A few yards back came an outburst, “They just sold out online!”

And three…two…one…PANIC!  It was only 10:20 AM, we had moved maybe a foot and a half closer to the box office window and there was no telling how many tickets they had set aside for the locals.  This was becoming more stressful than an Avett Brothers’ presale.  I found myself completely relating to the hipster’s dilemma, and I was right there with them, speculating, postulating, and praying to the music gods that it would all work out.

The young man directly behind me, now that Mr. Ineedanap was gone, was also graduating that afternoon.  He was in a state of quiet panic, and hid it well as he buried his face in a paperback while he waited–apparently real books are cool to read again.  Thank you hipsters!  After getting bored with the book, he fumbled through his tattered canvas delivery bag, trying to bide some time as we inched closer and closer to the box office window.

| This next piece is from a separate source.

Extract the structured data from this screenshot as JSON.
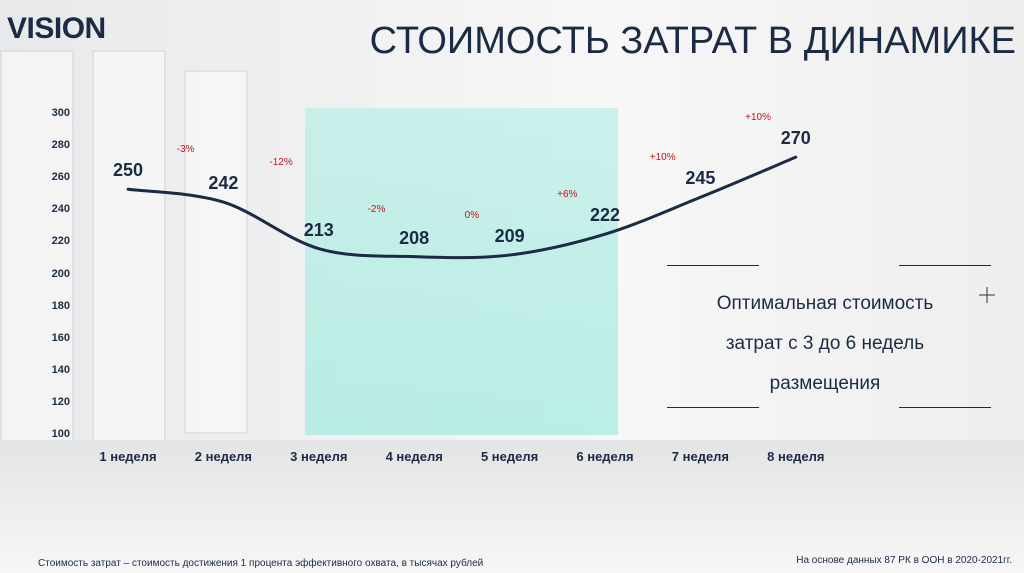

“I have to get these tickets.  I mean, I’m graduating today.  I deserve it, right?!”  He was one of those hipsters you just want to fold up, put in your pocket, and take home with you–sweet and friendly, with the perfect amount of piercings and tattoos, who made an army green t-shirt and cut-offs look like they belong on the runway in Milan.

“Yes, of course you deserve tickets,” I assured him.  He was like a puppy who had lost his way–endearingly pathetic.  My mind raced and I thought, “What if I get to the window and I am the last person who can get tickets?!  Should I give them to this kid?  I mean, it is his graduation day. Ugh, damn you Haley Joel Osment and your whole pay it forward campaign!”

I was next in line.  Breathe. Speculate. Breathe. Speculate. The blue sequined dress girl chirped with joy as she was handed a receipt.  It was my turn, and by all accounts it appeared that there were still tickets left.  Phew.  However, I still could have been buying the last two.  So I did what I do best–got nosy.

“Soooo…did you guys like put aside a specific amount of tickets for locals?” I asked.

“Yes.  I’m hoping that we have enough to help everyone here today, but I am not totally sure,”  the girl behind the glass responded.

That was enough of a confirmation that my nervous neighbor in line would be getting his graduation present today, and I wouldn’t have to disappoint the husband with my “pay it forward to a hipster” story–yet another disaster avoided.

I received my receipt, congratulated the graduate, and went on my way, thankful that I had secured two tickets to see an amazing band that hasn’t toured together in 15 years.  It’s pretty interesting to think about the fact that 90% of the people in that line weren’t even born when Neutral Milk Hotel released their first EP.  It just goes to show you that great music is powerful enough to infiltrate one of the most discerning of communities out there–the mighty hipsters.

The show sold out quickly thereafter.  You better believe that I will be looking for my line mates come October 12th.  If by chance I see them, I will be sure to buy them each a tallboy PBR to celebrate our recent box office adventures.  That is…if tallboy PBRs are still hip in 5 months.

Author’s note:  I caught Jeff Mangum’s solo performance this year in Wilmington, and it blew my mind.  What I found extremely telling was that it was the hipsters who were polite and attentive in the audience, while the drunk 30-40 somethings needed to be told to pipe down or leave.  Perhaps this new generation can teach the older generations a thing or two about concert etiquette.  Tighten up Generation X!

4 Comments

Filed under Fans

4 responses to “Box Office Adventures – First World Hipster Problems

  1. Andrea

    I absolutely love this post! I laughed and even got nervous with the thought of you not being able to get tickets or having to give them to the hipster graduate haha. Thank you for your blog! 🙂

  2. Andrea, you are welcome! It was quite a hilarious experience, and I hope no one in that line left empty handed 🙂

  3. Andy Garrigue

    Really well written, and so funny. Stream of consciousness in a ticket line, who’d have thunk it?